I was a fan of heroku. Some pros of openshift are 3 gears instead of 1 single dyno
and each gear have a 512MB memory, 1GB local storage than read only file system.
So a total of 1.5GB Ram and 3GB storage :)
Now coming to django to openshift
install rhc using
sudo gem install rhc
create an open shift app using
rhc app create APPNAME python-2.7 -s
-s is for auto scaling
edit setup.py
nano APPNAME/setup.py
uncomment the line install_requires=['Django==xxxxxxx
and change it according to the required django version if its 1.5.1
install_requires=['Django==1.5.1']
save and exit
git commit -am 'Initial commit'
git push
django app should be put in side wsgi
cd wsgi
django-admin.py startproject PROJECTNAME
edit the file application
nano application
delete the contents and paste the new contents
#!/usr/bin/python
import os, sys
os.environ['DJANGO_SETTINGS_MODULE'] = 'PROJECTNAME.settings'
sys.path.append(os.path.join(os.environ['OPENSHIFT_REPO_DIR'], 'wsgi',
'PROJECTNAME'))
virtenv = os.environ['APPDIR'] + '/virtenv/'
os.environ['PYTHON_EGG_CACHE'] = os.path.join(virtenv, 'lib/python2.6/site-packages')

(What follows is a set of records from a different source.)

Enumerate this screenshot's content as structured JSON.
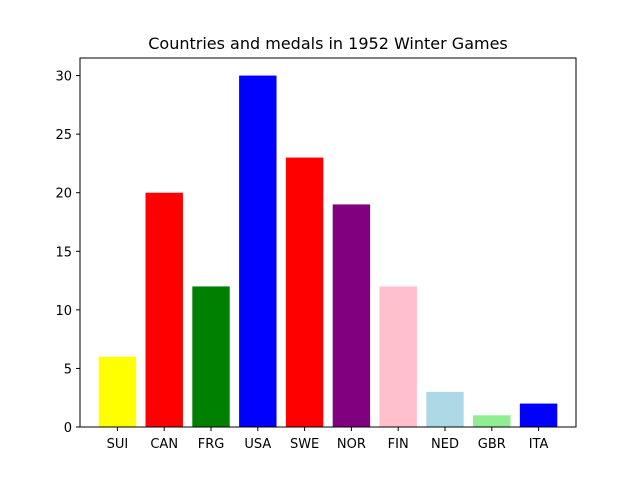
{
  "chart_data": {
    "type": "bar",
    "title": "Countries and medals in 1952 Winter Games",
    "xlabel": "",
    "ylabel": "",
    "categories": [
      "SUI",
      "CAN",
      "FRG",
      "USA",
      "SWE",
      "NOR",
      "FIN",
      "NED",
      "GBR",
      "ITA"
    ],
    "values": [
      6,
      20,
      12,
      30,
      23,
      19,
      12,
      3,
      1,
      2
    ],
    "colors": [
      "#ffff00",
      "#ff0000",
      "#008000",
      "#0000ff",
      "#ff0000",
      "#800080",
      "#ffc0cb",
      "#add8e6",
      "#90ee90",
      "#0000ff"
    ],
    "ylim": [
      0,
      31.5
    ],
    "yticks": [
      0,
      5,
      10,
      15,
      20,
      25,
      30
    ],
    "grid": false,
    "legend": false
  }
}
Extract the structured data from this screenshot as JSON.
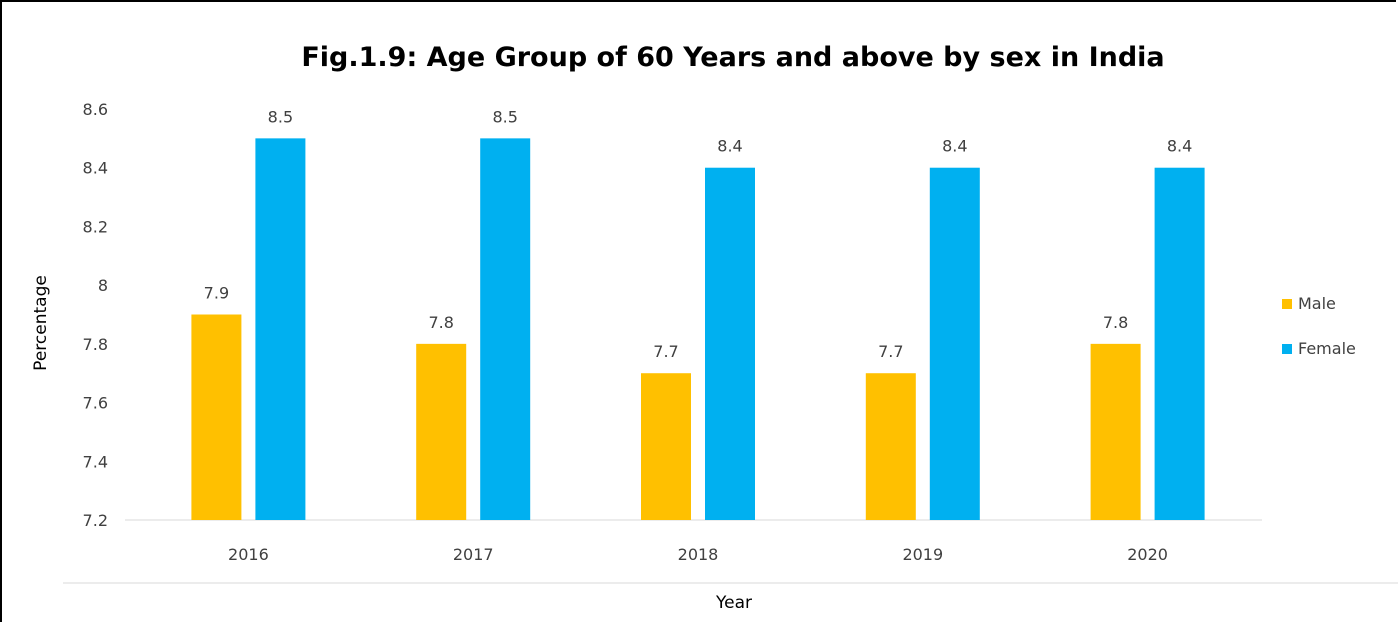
{
  "chart_data": {
    "type": "bar",
    "title": "Fig.1.9: Age Group of 60 Years and above by sex in India",
    "xlabel": "Year",
    "ylabel": "Percentage",
    "categories": [
      "2016",
      "2017",
      "2018",
      "2019",
      "2020"
    ],
    "series": [
      {
        "name": "Male",
        "values": [
          7.9,
          7.8,
          7.7,
          7.7,
          7.8
        ],
        "color": "#FFC000"
      },
      {
        "name": "Female",
        "values": [
          8.5,
          8.5,
          8.4,
          8.4,
          8.4
        ],
        "color": "#00B0F0"
      }
    ],
    "data_labels": [
      [
        "7.9",
        "7.8",
        "7.7",
        "7.7",
        "7.8"
      ],
      [
        "8.5",
        "8.5",
        "8.4",
        "8.4",
        "8.4"
      ]
    ],
    "ylim": [
      7.2,
      8.6
    ],
    "y_ticks": [
      "7.2",
      "7.4",
      "7.6",
      "7.8",
      "8",
      "8.2",
      "8.4",
      "8.6"
    ],
    "grid": false,
    "legend_position": "right"
  }
}
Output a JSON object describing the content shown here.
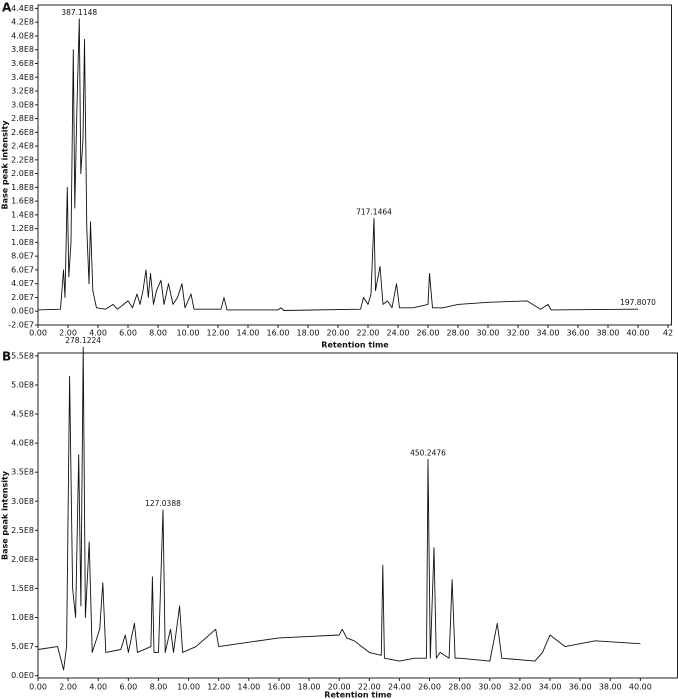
{
  "chart_data": [
    {
      "type": "line",
      "panel": "A",
      "xlabel": "Retention time",
      "ylabel": "Base peak intensity",
      "color": "#111111",
      "xlim": [
        0,
        42
      ],
      "ylim": [
        -20000000.0,
        445000000.0
      ],
      "xticks": [
        {
          "value": 0,
          "label": "0.00"
        },
        {
          "value": 2,
          "label": "2.00"
        },
        {
          "value": 4,
          "label": "4.00"
        },
        {
          "value": 6,
          "label": "6.00"
        },
        {
          "value": 8,
          "label": "8.00"
        },
        {
          "value": 10,
          "label": "10.00"
        },
        {
          "value": 12,
          "label": "12.00"
        },
        {
          "value": 14,
          "label": "14.00"
        },
        {
          "value": 16,
          "label": "16.00"
        },
        {
          "value": 18,
          "label": "18.00"
        },
        {
          "value": 20,
          "label": "20.00"
        },
        {
          "value": 22,
          "label": "22.00"
        },
        {
          "value": 24,
          "label": "24.00"
        },
        {
          "value": 26,
          "label": "26.00"
        },
        {
          "value": 28,
          "label": "28.00"
        },
        {
          "value": 30,
          "label": "30.00"
        },
        {
          "value": 32,
          "label": "32.00"
        },
        {
          "value": 34,
          "label": "34.00"
        },
        {
          "value": 36,
          "label": "36.00"
        },
        {
          "value": 38,
          "label": "38.00"
        },
        {
          "value": 40,
          "label": "40.00"
        },
        42
      ],
      "yticks": [
        {
          "value": -20000000.0,
          "label": "-2.0E7"
        },
        {
          "value": 0,
          "label": "0.0E0"
        },
        {
          "value": 20000000.0,
          "label": "2.0E7"
        },
        {
          "value": 40000000.0,
          "label": "4.0E7"
        },
        {
          "value": 60000000.0,
          "label": "6.0E7"
        },
        {
          "value": 80000000.0,
          "label": "8.0E7"
        },
        {
          "value": 100000000.0,
          "label": "1.0E8"
        },
        {
          "value": 120000000.0,
          "label": "1.2E8"
        },
        {
          "value": 140000000.0,
          "label": "1.4E8"
        },
        {
          "value": 160000000.0,
          "label": "1.6E8"
        },
        {
          "value": 180000000.0,
          "label": "1.8E8"
        },
        {
          "value": 200000000.0,
          "label": "2.0E8"
        },
        {
          "value": 220000000.0,
          "label": "2.2E8"
        },
        {
          "value": 240000000.0,
          "label": "2.4E8"
        },
        {
          "value": 260000000.0,
          "label": "2.6E8"
        },
        {
          "value": 280000000.0,
          "label": "2.8E8"
        },
        {
          "value": 300000000.0,
          "label": "3.0E8"
        },
        {
          "value": 320000000.0,
          "label": "3.2E8"
        },
        {
          "value": 340000000.0,
          "label": "3.4E8"
        },
        {
          "value": 360000000.0,
          "label": "3.6E8"
        },
        {
          "value": 380000000.0,
          "label": "3.8E8"
        },
        {
          "value": 400000000.0,
          "label": "4.0E8"
        },
        {
          "value": 420000000.0,
          "label": "4.2E8"
        },
        {
          "value": 440000000.0,
          "label": "4.4E8"
        }
      ],
      "x": [
        0,
        1.5,
        1.7,
        1.8,
        1.95,
        2.05,
        2.2,
        2.35,
        2.45,
        2.6,
        2.75,
        2.85,
        3.0,
        3.1,
        3.25,
        3.4,
        3.5,
        3.65,
        3.9,
        4.5,
        5.0,
        5.3,
        6.0,
        6.3,
        6.6,
        6.8,
        7.0,
        7.2,
        7.35,
        7.5,
        7.7,
        7.9,
        8.2,
        8.4,
        8.7,
        9.0,
        9.3,
        9.6,
        9.8,
        10.2,
        10.4,
        12.2,
        12.4,
        12.6,
        16,
        16.2,
        16.4,
        21.5,
        21.7,
        22.0,
        22.2,
        22.4,
        22.5,
        22.8,
        23.0,
        23.3,
        23.6,
        23.9,
        24.1,
        25.0,
        26.0,
        26.1,
        26.3,
        27.0,
        28.0,
        30,
        32.6,
        33.5,
        34.0,
        34.2,
        40
      ],
      "values": [
        2000000.0,
        3000000.0,
        60000000.0,
        20000000.0,
        180000000.0,
        50000000.0,
        100000000.0,
        380000000.0,
        150000000.0,
        300000000.0,
        425000000.0,
        200000000.0,
        250000000.0,
        395000000.0,
        120000000.0,
        40000000.0,
        130000000.0,
        30000000.0,
        5000000.0,
        3000000.0,
        10000000.0,
        3000000.0,
        15000000.0,
        5000000.0,
        25000000.0,
        10000000.0,
        30000000.0,
        60000000.0,
        20000000.0,
        55000000.0,
        10000000.0,
        30000000.0,
        45000000.0,
        10000000.0,
        40000000.0,
        10000000.0,
        20000000.0,
        40000000.0,
        5000000.0,
        25000000.0,
        3000000.0,
        3000000.0,
        20000000.0,
        2000000.0,
        2000000.0,
        5000000.0,
        1000000.0,
        3000000.0,
        20000000.0,
        10000000.0,
        25000000.0,
        135000000.0,
        30000000.0,
        65000000.0,
        10000000.0,
        15000000.0,
        5000000.0,
        40000000.0,
        5000000.0,
        5000000.0,
        10000000.0,
        55000000.0,
        5000000.0,
        5000000.0,
        10000000.0,
        13000000.0,
        15000000.0,
        3000000.0,
        10000000.0,
        2000000.0,
        3000000.0
      ],
      "annotations": [
        {
          "text": "387.1148",
          "x": 2.75,
          "y": 425000000.0
        },
        {
          "text": "717.1464",
          "x": 22.4,
          "y": 135000000.0
        },
        {
          "text": "197.8070",
          "x": 40,
          "y": 3000000.0
        }
      ]
    },
    {
      "type": "line",
      "panel": "B",
      "xlabel": "Retention time",
      "ylabel": "Base peak intensity",
      "color": "#111111",
      "xlim": [
        0,
        42.5
      ],
      "ylim": [
        -4000000.0,
        555000000.0
      ],
      "xticks": [
        {
          "value": 0,
          "label": "0.00"
        },
        {
          "value": 2,
          "label": "2.00"
        },
        {
          "value": 4,
          "label": "4.00"
        },
        {
          "value": 6,
          "label": "6.00"
        },
        {
          "value": 8,
          "label": "8.00"
        },
        {
          "value": 10,
          "label": "10.00"
        },
        {
          "value": 12,
          "label": "12.00"
        },
        {
          "value": 14,
          "label": "14.00"
        },
        {
          "value": 16,
          "label": "16.00"
        },
        {
          "value": 18,
          "label": "18.00"
        },
        {
          "value": 20,
          "label": "20.00"
        },
        {
          "value": 22,
          "label": "22.00"
        },
        {
          "value": 24,
          "label": "24.00"
        },
        {
          "value": 26,
          "label": "26.00"
        },
        {
          "value": 28,
          "label": "28.00"
        },
        {
          "value": 30,
          "label": "30.00"
        },
        {
          "value": 32,
          "label": "32.00"
        },
        {
          "value": 34,
          "label": "34.00"
        },
        {
          "value": 36,
          "label": "36.00"
        },
        {
          "value": 38,
          "label": "38.00"
        },
        {
          "value": 40,
          "label": "40.00"
        }
      ],
      "yticks": [
        {
          "value": 0,
          "label": "0.0E0"
        },
        {
          "value": 50000000.0,
          "label": "5.0E7"
        },
        {
          "value": 100000000.0,
          "label": "1.0E8"
        },
        {
          "value": 150000000.0,
          "label": "1.5E8"
        },
        {
          "value": 200000000.0,
          "label": "2.0E8"
        },
        {
          "value": 250000000.0,
          "label": "2.5E8"
        },
        {
          "value": 300000000.0,
          "label": "3.0E8"
        },
        {
          "value": 350000000.0,
          "label": "3.5E8"
        },
        {
          "value": 400000000.0,
          "label": "4.0E8"
        },
        {
          "value": 450000000.0,
          "label": "4.5E8"
        },
        {
          "value": 500000000.0,
          "label": "5.0E8"
        },
        {
          "value": 550000000.0,
          "label": "5.5E8"
        }
      ],
      "x": [
        0,
        1.3,
        1.7,
        1.9,
        2.1,
        2.3,
        2.5,
        2.7,
        2.85,
        3.0,
        3.15,
        3.4,
        3.6,
        4.1,
        4.3,
        4.5,
        5.5,
        5.8,
        6.0,
        6.4,
        6.6,
        7.5,
        7.6,
        7.7,
        8.0,
        8.3,
        8.45,
        8.8,
        9.0,
        9.4,
        9.6,
        10.5,
        11.8,
        12,
        16,
        20,
        20.2,
        20.5,
        21,
        22,
        22.8,
        22.9,
        23.0,
        24,
        25,
        25.8,
        25.9,
        26.05,
        26.3,
        26.45,
        26.7,
        27.3,
        27.5,
        27.7,
        28,
        30,
        30.5,
        30.8,
        33.0,
        33.5,
        34,
        35,
        37,
        40
      ],
      "values": [
        45000000.0,
        50000000.0,
        10000000.0,
        50000000.0,
        515000000.0,
        150000000.0,
        100000000.0,
        380000000.0,
        120000000.0,
        565000000.0,
        100000000.0,
        230000000.0,
        40000000.0,
        80000000.0,
        160000000.0,
        40000000.0,
        45000000.0,
        70000000.0,
        40000000.0,
        90000000.0,
        40000000.0,
        50000000.0,
        170000000.0,
        40000000.0,
        40000000.0,
        285000000.0,
        40000000.0,
        80000000.0,
        40000000.0,
        120000000.0,
        40000000.0,
        50000000.0,
        80000000.0,
        50000000.0,
        65000000.0,
        70000000.0,
        80000000.0,
        65000000.0,
        60000000.0,
        40000000.0,
        35000000.0,
        190000000.0,
        30000000.0,
        25000000.0,
        30000000.0,
        30000000.0,
        372000000.0,
        30000000.0,
        220000000.0,
        30000000.0,
        40000000.0,
        30000000.0,
        165000000.0,
        30000000.0,
        30000000.0,
        25000000.0,
        90000000.0,
        30000000.0,
        25000000.0,
        40000000.0,
        70000000.0,
        50000000.0,
        60000000.0,
        55000000.0
      ],
      "annotations": [
        {
          "text": "278.1224",
          "x": 3.0,
          "y": 565000000.0
        },
        {
          "text": "127.0388",
          "x": 8.3,
          "y": 285000000.0
        },
        {
          "text": "450.2476",
          "x": 25.9,
          "y": 372000000.0
        }
      ]
    }
  ]
}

virtualenv = os.path.join(virtenv, 'bin/activate_this.py')
try:
execfile(virtualenv, dict(__file__=virtualenv))
except IOError:
pass
#
# IMPORTANT: Put any additional includes below this line. If placed above this
# line, it's possible required libraries won't be in your searchable path
#
from django.core.handlers import wsgi
application = wsgi.WSGIHandler()
Now push the changes
cd ..
git add .
git commit -a -m "Project Creation"
git push
Wait for push to finish,One drawback of openshift is the time take to restart an app after a change is pushed.